Nika enjoys hanging out in the snow, and since she’s black, she’s really good at demonstrating how hard it’s snowing outside. This isn’t the greatest photograph, since I took it through the sliding glass door, but after I let her in, I was just about to snap a photo when she shook all the snow off on my slippers. Thanks Nika!

tags: dogs  house  Nika  slough  snow  snow thrower  weather 
mon, 15-oct-2007, 19:55

great horned owl

great horned owl

Earlier Nika was out in the dog yard with Deuce, barking up a storm near the dog shed. It was starting to get dark, so I couldn’t really see what she was barking at. I wanted a beer anyway, so I got my boots on for a walk out to the red cabin. About a quarter of the way out there I heard a strange screeching noise. At first I thought maybe it was moose antlers rubbing on metal behind the dog shed, but when I looked where the sound came from I saw a great big bird in the birch tree behind the sheds. Raven? Then it turned it’s head, looked at me and started moving it’s head up and down, back and forth, probably trying to figure out what I was.

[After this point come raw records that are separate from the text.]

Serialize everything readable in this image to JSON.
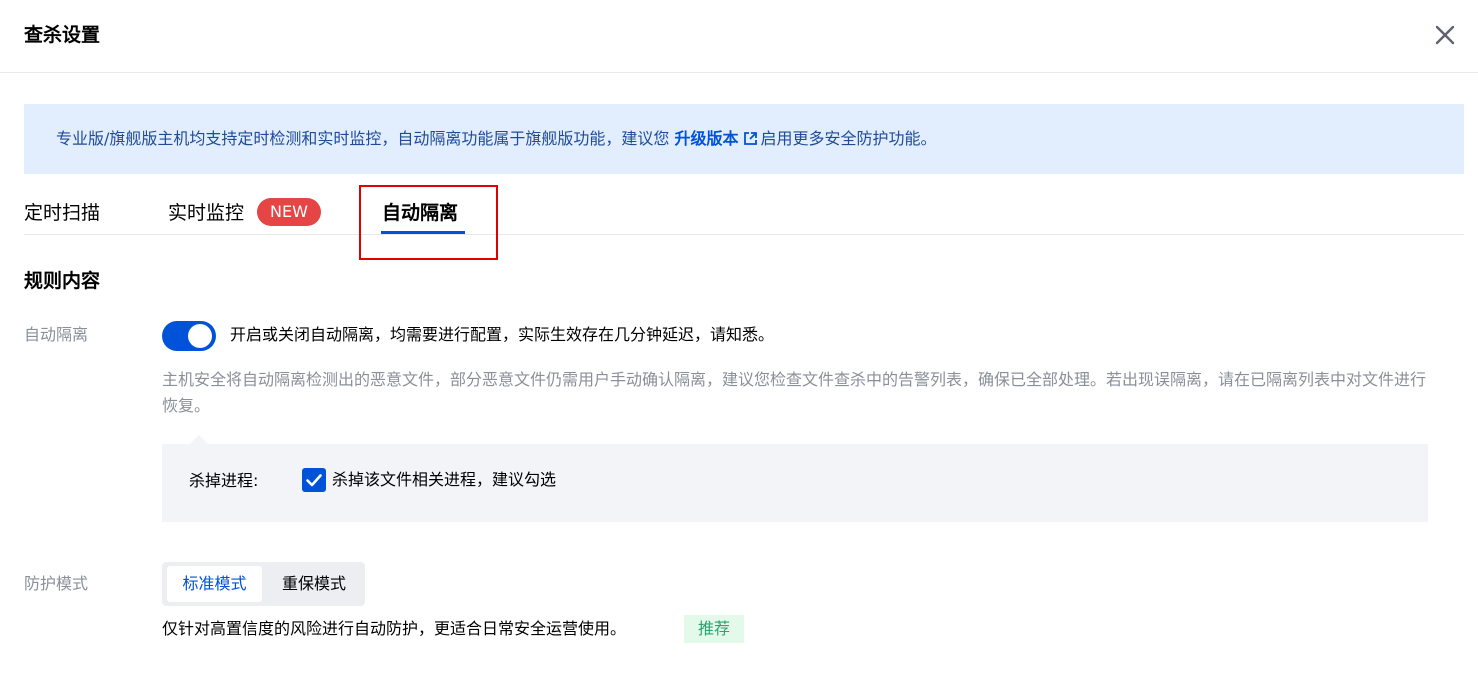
{
  "dialog": {
    "title": "查杀设置"
  },
  "notice": {
    "text_before": "专业版/旗舰版主机均支持定时检测和实时监控，自动隔离功能属于旗舰版功能，建议您",
    "link": "升级版本",
    "text_after": "启用更多安全防护功能。"
  },
  "tabs": [
    {
      "label": "定时扫描"
    },
    {
      "label": "实时监控",
      "badge": "NEW"
    },
    {
      "label": "自动隔离",
      "active": true
    }
  ],
  "section": {
    "title": "规则内容"
  },
  "auto_isolate": {
    "label": "自动隔离",
    "enabled": true,
    "toggle_text": "开启或关闭自动隔离，均需要进行配置，实际生效存在几分钟延迟，请知悉。",
    "description": "主机安全将自动隔离检测出的恶意文件，部分恶意文件仍需用户手动确认隔离，建议您检查文件查杀中的告警列表，确保已全部处理。若出现误隔离，请在已隔离列表中对文件进行恢复。",
    "kill_process": {
      "label": "杀掉进程:",
      "checked": true,
      "checkbox_text": "杀掉该文件相关进程，建议勾选"
    }
  },
  "protection_mode": {
    "label": "防护模式",
    "options": [
      "标准模式",
      "重保模式"
    ],
    "selected": "标准模式",
    "description": "仅针对高置信度的风险进行自动防护，更适合日常安全运营使用。",
    "tag": "推荐"
  },
  "colors": {
    "primary": "#0052d9",
    "badge_red": "#e54545",
    "notice_bg": "#e2eefd",
    "highlight_red": "#e00000",
    "recommend_green": "#2ba471"
  },
  "icons": {
    "close": "close-icon",
    "external_link": "external-link-icon",
    "check": "check-icon"
  }
}
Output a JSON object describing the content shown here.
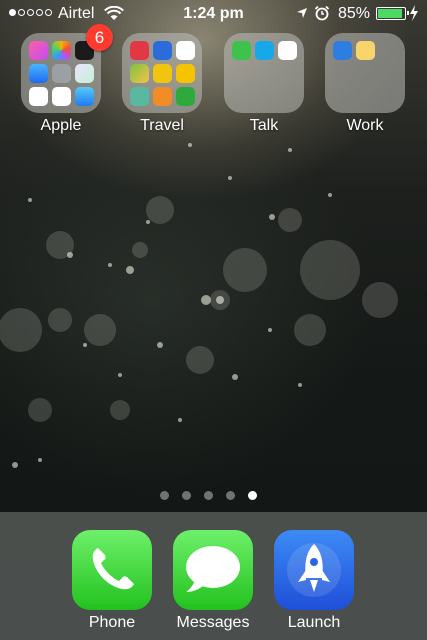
{
  "status_bar": {
    "signal_filled": 1,
    "signal_total": 5,
    "carrier": "Airtel",
    "time": "1:24 pm",
    "battery_percent": "85%",
    "battery_level": 0.85,
    "charging": true
  },
  "folders": [
    {
      "label": "Apple",
      "badge": "6",
      "icons": [
        "music-icon",
        "photos-icon",
        "stocks-icon",
        "safari-icon",
        "contacts-icon",
        "game-center-icon",
        "calendar-icon",
        "voice-memos-icon",
        "mail-icon"
      ]
    },
    {
      "label": "Travel",
      "icons": [
        "zomato-icon",
        "foursquare-icon",
        "uber-icon",
        "maps-icon",
        "circle-app-icon",
        "taxi-icon",
        "wallet-icon",
        "checkmark-app-icon",
        "flight-icon"
      ]
    },
    {
      "label": "Talk",
      "icons": [
        "whatsapp-icon",
        "skype-icon",
        "gmail-icon"
      ]
    },
    {
      "label": "Work",
      "icons": [
        "trello-icon",
        "calendar-grid-icon"
      ]
    }
  ],
  "page_indicator": {
    "count": 5,
    "active": 4
  },
  "dock": [
    {
      "label": "Phone",
      "icon": "phone-icon"
    },
    {
      "label": "Messages",
      "icon": "messages-icon"
    },
    {
      "label": "Launch",
      "icon": "rocket-icon"
    }
  ]
}
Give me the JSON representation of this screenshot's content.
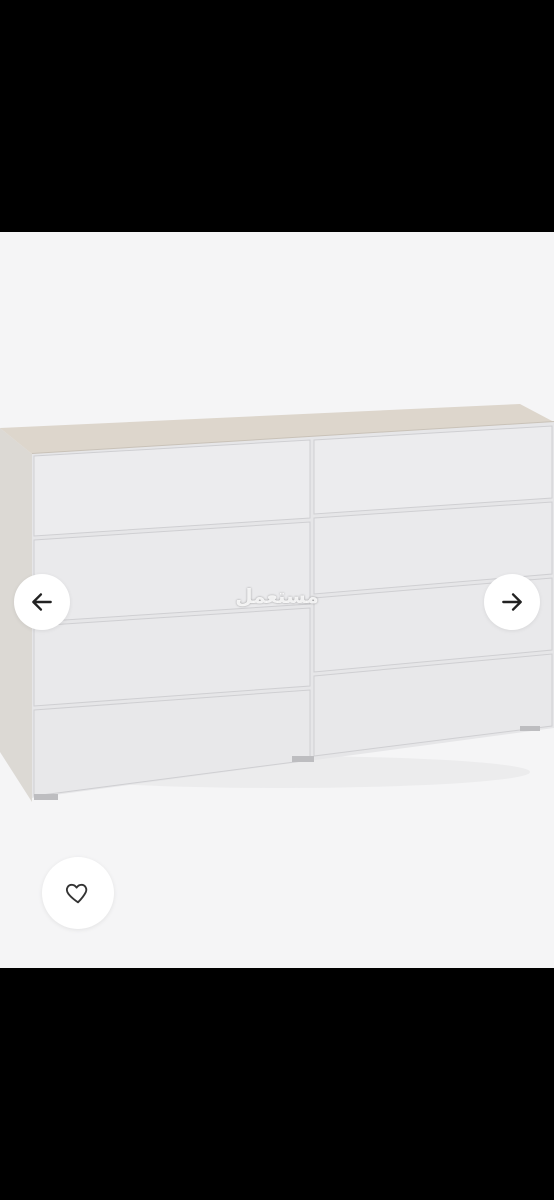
{
  "viewer": {
    "background": "#f5f5f6",
    "watermark_text": "مستعمل",
    "product": {
      "type": "chest-of-drawers",
      "drawer_columns": 2,
      "drawers_per_column": 4,
      "front_color": "#e9e9eb",
      "top_color": "#ddd6cc"
    }
  },
  "controls": {
    "prev_icon": "arrow-left-icon",
    "next_icon": "arrow-right-icon",
    "favorite_icon": "heart-icon"
  }
}
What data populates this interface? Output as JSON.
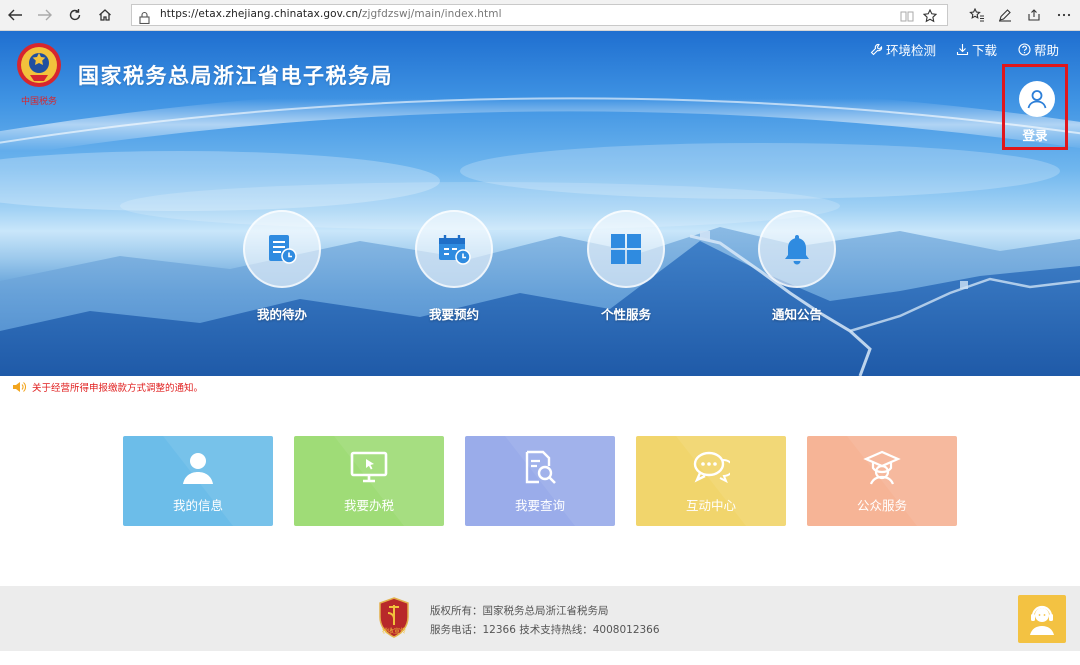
{
  "browser": {
    "url_host": "https://etax.zhejiang.chinatax.gov.cn/",
    "url_path": "zjgfdzswj/main/index.html"
  },
  "header": {
    "emblem_caption": "中国税务",
    "site_title": "国家税务总局浙江省电子税务局",
    "links": [
      {
        "label": "环境检测",
        "icon": "wrench-icon"
      },
      {
        "label": "下载",
        "icon": "download-icon"
      },
      {
        "label": "帮助",
        "icon": "help-icon"
      }
    ],
    "login_label": "登录"
  },
  "quick_access": [
    {
      "label": "我的待办",
      "icon": "todo-document-icon"
    },
    {
      "label": "我要预约",
      "icon": "calendar-clock-icon"
    },
    {
      "label": "个性服务",
      "icon": "grid-icon"
    },
    {
      "label": "通知公告",
      "icon": "bell-icon"
    }
  ],
  "notice": {
    "text": "关于经营所得申报缴款方式调整的通知。"
  },
  "tiles": [
    {
      "label": "我的信息",
      "icon": "user-icon",
      "color": "#6cbde9"
    },
    {
      "label": "我要办税",
      "icon": "monitor-icon",
      "color": "#9fdc77"
    },
    {
      "label": "我要查询",
      "icon": "document-search-icon",
      "color": "#9aacea"
    },
    {
      "label": "互动中心",
      "icon": "chat-bubbles-icon",
      "color": "#f1d56c"
    },
    {
      "label": "公众服务",
      "icon": "graduate-icon",
      "color": "#f6b496"
    }
  ],
  "footer": {
    "logo_caption": "税收宣传",
    "copyright": "版权所有：国家税务总局浙江省税务局",
    "hotline": "服务电话：12366 技术支持热线：4008012366"
  },
  "colors": {
    "accent_red": "#e0161c",
    "notice_red": "#e02020",
    "hero_blue": "#2d7fd8"
  }
}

The photo is pretty bad, but it’s a great horned owl. Honest! The camera has an ISO adjustment feature, which might have helped a bit, but I didn’t want to mess around with the settings too much in case it flew away. I snapped a couple photos and then watched it through my binoculars. After a couple minutes of looking around, it saw something over by the red cabin and flew over there.

I’d heard great horned owls calling at our old house, and thought I heard one here a week ago, but seeing one so close to the house was a real treat.

Piper on my lap, large

piper on my lap

Meanwhile, Piper wanted out to see what Nika had been barking at. When I came back in to listen to the Rockies game (the wheels seem to be coming off for the Diamondbacks), you can see her petition to go outside in the photo. She can be very cute.